SNPs in Genes Affect Quality of Life Related to Radiation in Men with Prostate Cancer
Orlando, FL—Novel candidate single nucleotide polymorphisms (SNPs) in genes that are associated with inflammation have been identified and will be explored further with regard to their role in long-term quality-of-life (QOL) effects of radiation in men with prostate cancer, according to new research presented at the 2013 Genitourinary Cancers Symposium. The investigators found 7 SNPs that were significantly associated with long-term QOL outcomes after radiation, but these SNPs did not retain statistical significance in a comparator group of men treated with radical prostatectomy.
“Men with prostate cancer have significant decrements in quality of life, which may be related to genetic differences. In particular, inflammation-related genes may impact long-term toxicity following radiation therapy, including esophagitis and pneumonitis,” stated lead investigator Jonathan D. Schoenfeld, MD, MPH, a radiation oncology resident at Harvard Radiation Oncology Program, Harvard Medical School, Boston. “We have confirmed significant associations with SNPs and quality of life in men treated with radiotherapy, and these associations require prospective assessment regarding their relationship to QOL.”
The study was based on blood samples collected from men who were diagnosed with prostate cancer and were treated with radiation between 1982 and 2006. All men were enrolled in the prospective US Physicians’ Health Study (PHS), a randomized trial of aspirin and beta-carotene. Using the additive model, 43 SNPs in 10 inflammation-related genes (previously found to be associated with prostate cancer) were genotyped and analyzed.
A total of 264 men with confirmed cases of prostate cancer were given questionnaires at intervals between 2005 and 2007, at a median of 6 years after diagnosis. The questionnaires followed QOL outcomes about the symptoms that were experienced during the years since diagnosis and radiation, including decreased force of urinary stream, increased urinary frequency or urgency, rectal urgency, and impotence. In addition, medical records were obtained and reviewed.
The first cohort was specifically limited to men with nonmetastatic prostate cancer who were treated with definitive radiation. A second cohort of 337 men who were treated with definitive radical prostatectomy served as a comparison group.
“We limited excluded analysis to Caucasian men and excluded other races,” noted Dr Schoenfeld. The first cohort of 264 men (median age, 72 years) treated with radiation were predominantly low-risk patients. Of this cohort, 61% of the patients had Gleason scores of <7; 98% were in early clinical stage.

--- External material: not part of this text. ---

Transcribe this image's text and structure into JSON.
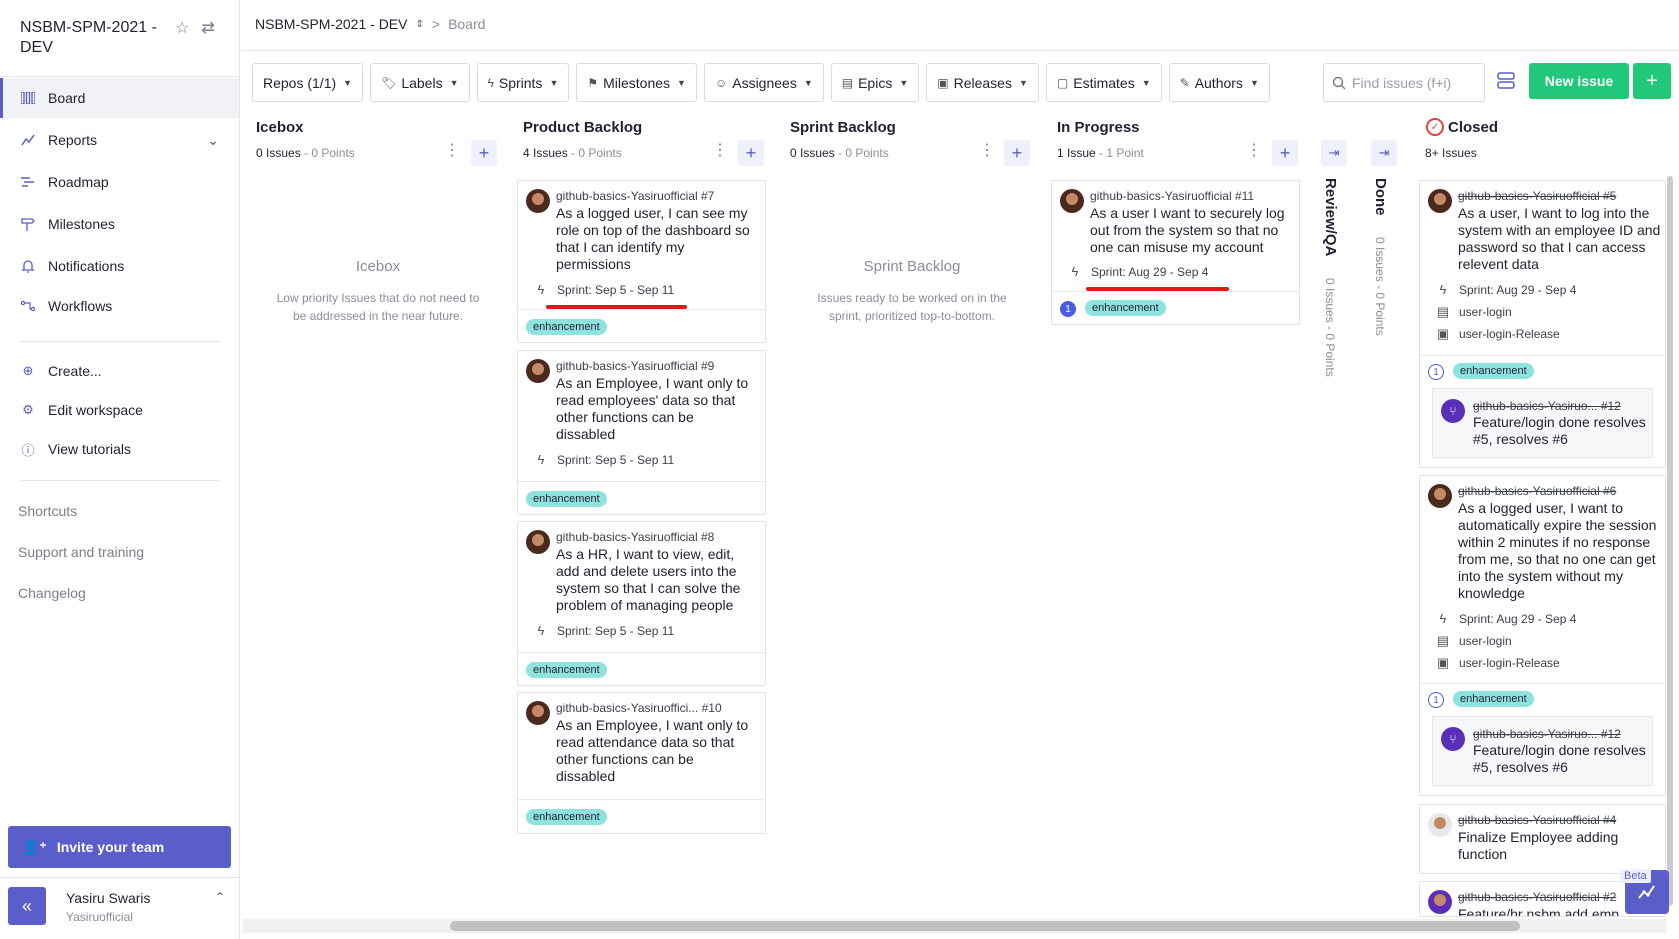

The investigators identified 13 SNPs that are significantly associated with QOL. On multivariate analysis, 7 SNPs remained statistically significant and were found on the genes IL8 (1 SNP), NFKB (2 SNPs), RNase L (2 SNPs), CRP (1 SNP), and TLR 10 (1 SNP).
Between 20% and 29% of the patients reported severe urinary and rectal symptoms, and 72% reported severe impotence. Between 71% and 80% of the patients reported mild or nonexistent urinary and rectal symptoms, and 28% reported mild or nonexistent impotence.
In the second cohort of 337 men from the PHS who were treated with radical prostatectomy, 71% had Gleason scores of <7, and 95% were in early stage. The baseline characteristics and QOL results between the radiation and surgical patients were not comparable. Between 9% and 15% of the patients had urinary or rectal symptoms, and 82% had moderate-to-severe impotence.
“None of the 7 SNPs that were statistically significantly associated with the 4 parameters of QOL retained their statistical significance in men treated with radical prostatectomy,” Dr Schoenfeld pointed out. “The study is hypothesis generating. The mechanism of action of the selected genes is currently unknown. We performed incomplete sequencing of SNPs we tested.”